11 thoughts on “End of Month View – January 2017

  1. Steve

    Nice trip around your garden. I am very envious of your greenhouse. Despite having a quite large garden I only have a small greenhouse and even that is not ideally placed. Currently full of ostospernum cuttings and about fifty pots with dahlia tubers in compost which will start shooting soon. There will be no floor space when this year’s seeds need potting on!

    Reply
    1. Cathy

      Oh that empty box is a real joy to see – it always feels such an achievement, doesn’t it? 🙂 It has been interesting to read about your thought processes in this post and of course it is a good time to take stock – it is hard to believe that in a couple of months there will be greenery and blooms all around, isn’t it?

      Reply
    2. Cathy

      Have you kept your tubers in pots of compost all winter, Steve? I very nearly did that myself but decided not to in the end – do tell me more about your method. please…

      Reply
      1. Steve

        Lift the tubers at the first frost, then leave them in the garage upside down to drain out any liquid.
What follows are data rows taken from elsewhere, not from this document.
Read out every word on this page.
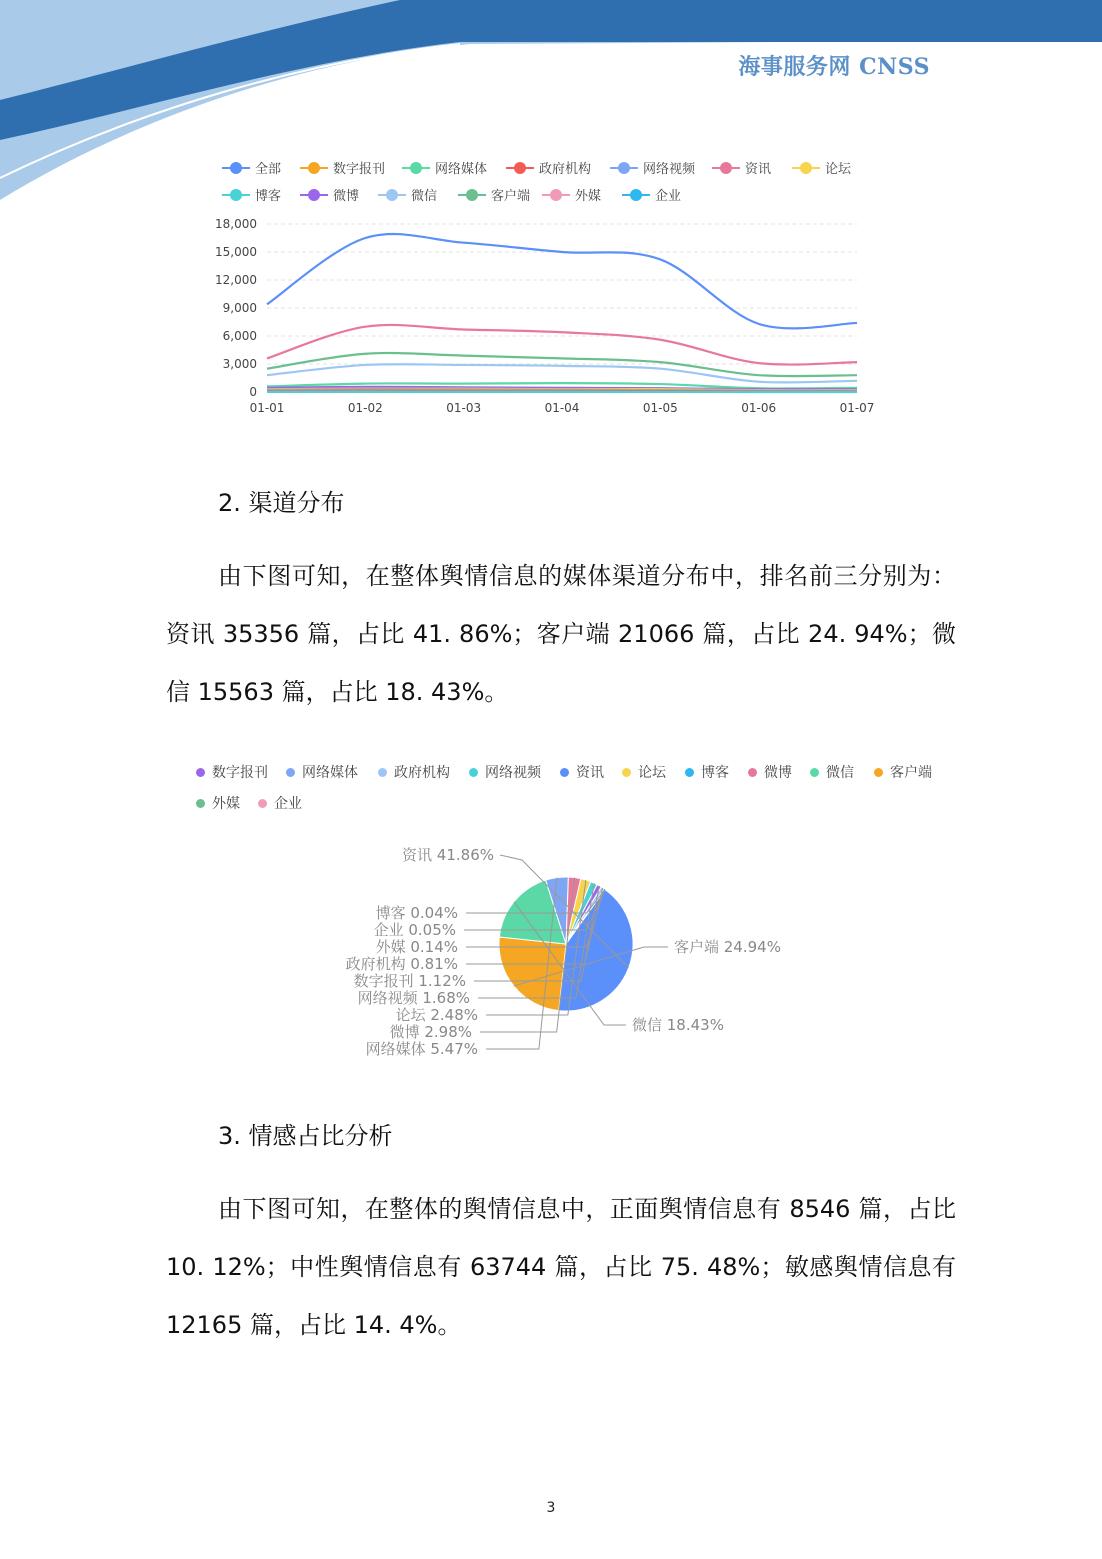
海事服务网 CNSS
全部	数字报刊	网络媒体	政府机构	网络视频	资讯	论坛
博客	微博	微信	客户端	外媒	企业
0
3,000
6,000
9,000
12,000
15,000
18,000
01-01	01-02	01-03	01-04	01-05	01-06	01-07
2. 渠道分布
由下图可知，在整体舆情信息的媒体渠道分布中，排名前三分别为：资讯 35356 篇，占比 41. 86%；客户端 21066 篇，占比 24. 94%；微信 15563 篇，占比 18. 43%。
数字报刊 网络媒体	政府机构	网络视频	资讯 论坛	博客	微博 微信	客户端
外媒 企业
资讯 41.86%
客户端 24.94%
微信 18.43%
网络媒体 5.47%
微博 2.98%
论坛 2.48%
网络视频 1.68%
数字报刊 1.12%
政府机构 0.81%
外媒 0.14%
企业 0.05%
博客 0.04%
3. 情感占比分析
由下图可知，在整体的舆情信息中，正面舆情信息有 8546 篇，占比 10. 12%；中性舆情信息有 63744 篇，占比 75. 48%；敏感舆情信息有 12165 篇，占比 14. 4%。
3
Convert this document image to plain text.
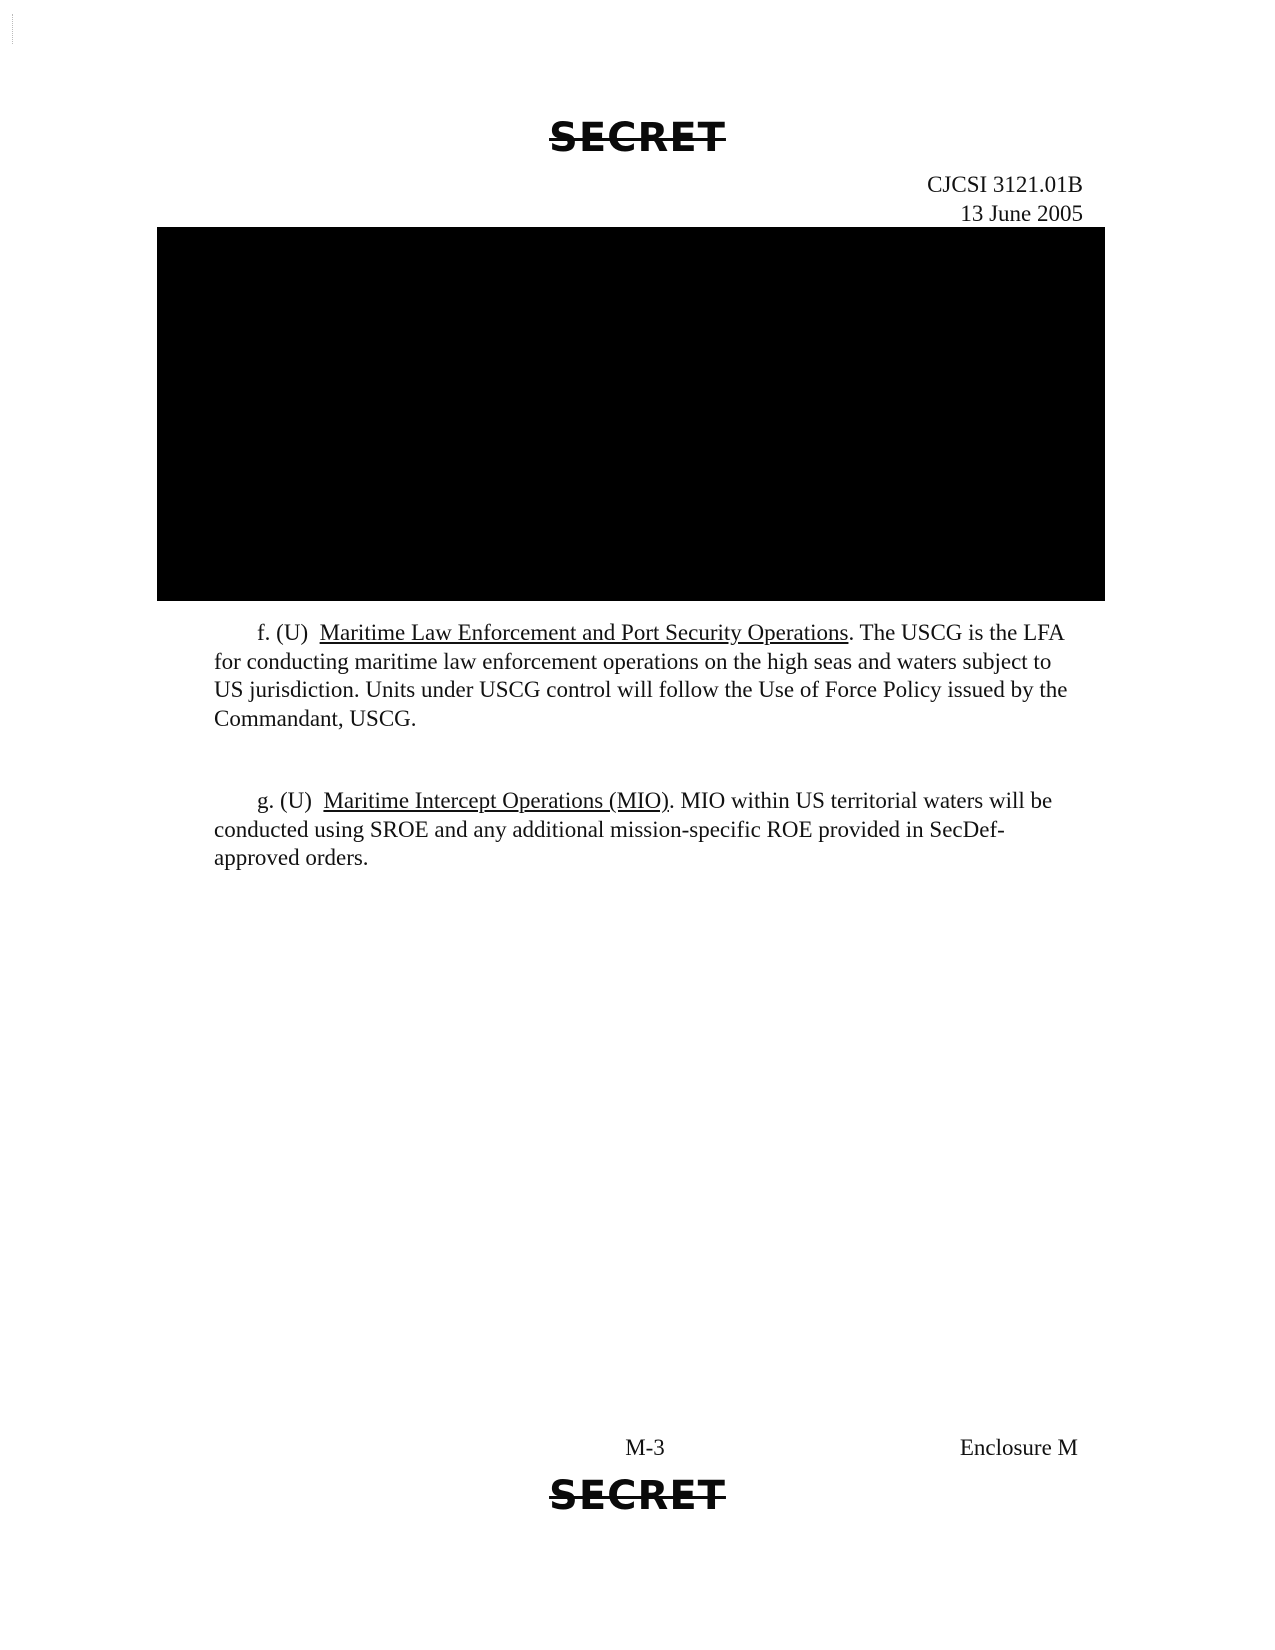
SECRET
CJCSI 3121.01B
13 June 2005
f. (U) Maritime Law Enforcement and Port Security Operations. The USCG is the LFA for conducting maritime law enforcement operations on the high seas and waters subject to US jurisdiction. Units under USCG control will follow the Use of Force Policy issued by the Commandant, USCG.
g. (U) Maritime Intercept Operations (MIO). MIO within US territorial waters will be conducted using SROE and any additional mission-specific ROE provided in SecDef-approved orders.
M-3	Enclosure M
SECRET
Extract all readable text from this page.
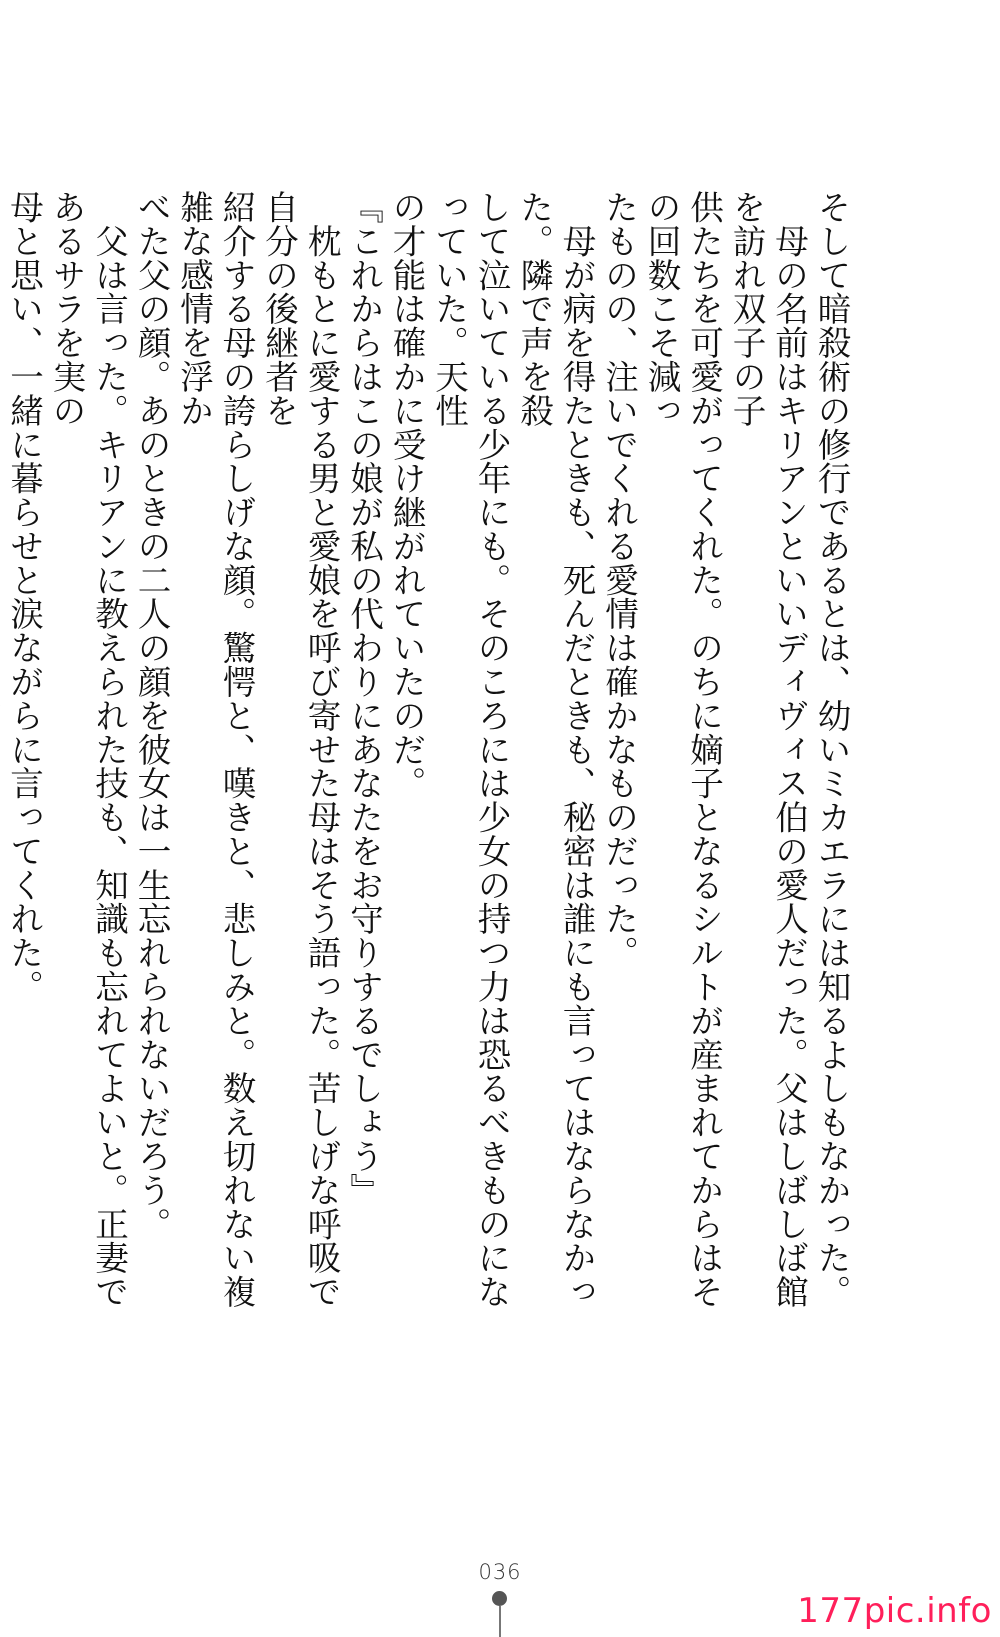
そして暗殺術の修行であるとは、幼いミカエラには知るよしもなかった。
　母の名前はキリアンといいディヴィス伯の愛人だった。父はしばしば館を訪れ双子の子
供たちを可愛がってくれた。のちに嫡子となるシルトが産まれてからはその回数こそ減っ
たものの、注いでくれる愛情は確かなものだった。
　母が病を得たときも、死んだときも、秘密は誰にも言ってはならなかった。隣で声を殺
して泣いている少年にも。そのころには少女の持つ力は恐るべきものになっていた。天性
の才能は確かに受け継がれていたのだ。
『これからはこの娘が私の代わりにあなたをお守りするでしょう』
　枕もとに愛する男と愛娘を呼び寄せた母はそう語った。苦しげな呼吸で自分の後継者を
紹介する母の誇らしげな顔。驚愕と、嘆きと、悲しみと。数え切れない複雑な感情を浮か
べた父の顔。あのときの二人の顔を彼女は一生忘れられないだろう。
　父は言った。キリアンに教えられた技も、知識も忘れてよいと。正妻であるサラを実の
母と思い、一緒に暮らせと涙ながらに言ってくれた。
036
177pic.info
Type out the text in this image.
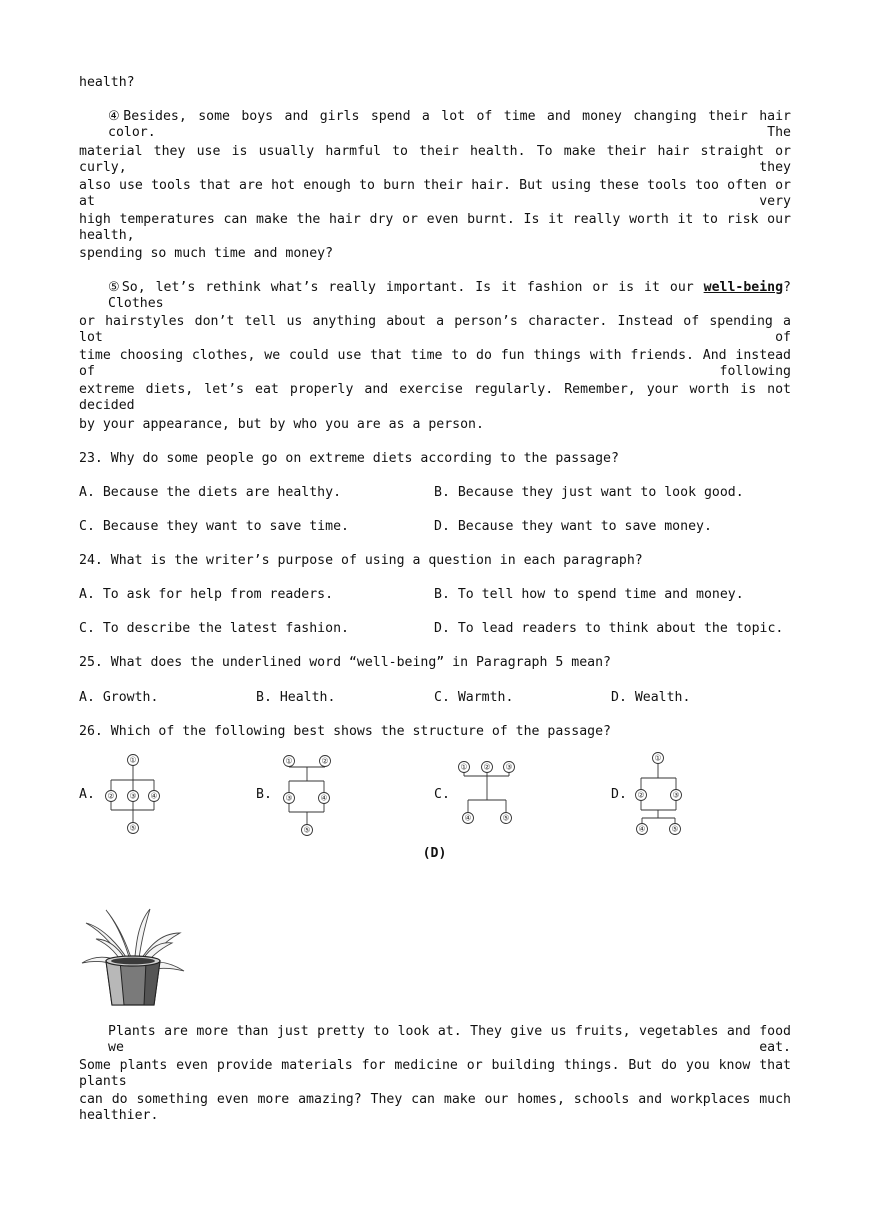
health?
④Besides, some boys and girls spend a lot of time and money changing their hair color. The
material they use is usually harmful to their health. To make their hair straight or curly, they
also use tools that are hot enough to burn their hair. But using these tools too often or at very
high temperatures can make the hair dry or even burnt. Is it really worth it to risk our health,
spending so much time and money?
⑤So, let’s rethink what’s really important. Is it fashion or is it our well-being? Clothes
or hairstyles don’t tell us anything about a person’s character. Instead of spending a lot of
time choosing clothes, we could use that time to do fun things with friends. And instead of following
extreme diets, let’s eat properly and exercise regularly. Remember, your worth is not decided
by your appearance, but by who you are as a person.
23. Why do some people go on extreme diets according to the passage?
A. Because the diets are healthy.	B. Because they just want to look good.
C. Because they want to save time.	D. Because they want to save money.
24. What is the writer’s purpose of using a question in each paragraph?
A. To ask for help from readers.	B. To tell how to spend time and money.
C. To describe the latest fashion.	D. To lead readers to think about the topic.
25. What does the underlined word “well-being” in Paragraph 5 mean?
A. Growth.	B. Health.	C. Warmth.	D. Wealth.
26. Which of the following best shows the structure of the passage?
A.
①
② ③ ④
⑤
B.
①	②
③	④
⑤
C.
① ② ③
④	⑤
D.
①
②	③
④	⑤
(D)
Plants are more than just pretty to look at. They give us fruits, vegetables and food we eat.
Some plants even provide materials for medicine or building things. But do you know that plants
can do something even more amazing? They can make our homes, schools and workplaces much healthier.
Then around December January I put them in plant pots with potting compost. Then towards the end of February I start to water them. Normally nearly all will start growing again and be ready to plant out after the frosts finish. Hope that helps

      2. Cathy

        Thanks Steve – that’s really useful and has given me the confidence to pot them up much earlier. Hopefully they will then flower earlier than they did last year. Just need to sort out where to put them in the greenhouse, although presumably they don’t necessarily need any light until you begin watering them? Thanks again

  2. Sam

    I’d wait until Oct to move the acacia (when the soil is still warm). If you move it now it might not thrive, but I guess the best time is when you have time to do it! Your garden is looking much more ‘together’ than mine (which has a definite air of neglect at the moment). Thanks for the reminder about alliums – I have a bag of bulbs hanging in the shed that I didn’t get round to planting last year. Hopefully they’ll have escaped the mice…

    Reply
  3. Helen Johnstone

    I’m a bit more gung-ho than Sam. I would move the Acacia now even in bud. I moved my witch hazel in bud in November and it is flowering fine. It’s best to move it either in spring or autumn so it benefits from cooler weather and rain. As long as you feed and water it all should be well but that’s just my view

    Reply
  4. Jim Stephens

    I think that if you are going to successfully move the acacia you will need to keep a reasonable sized rootball intact around its roots, which wont be easy because I don’t think they produce a very fibrous root system. It won’t much matter when you do it, I’d favour March or thereabouts.

    Reply
  5. Christina

    Your Melianthus is looking in a much better state than mine! I grew mine from seed last year so they were quite small and didn’t enjoy the icy winds. Always nice to have a patch of bare soil to play with.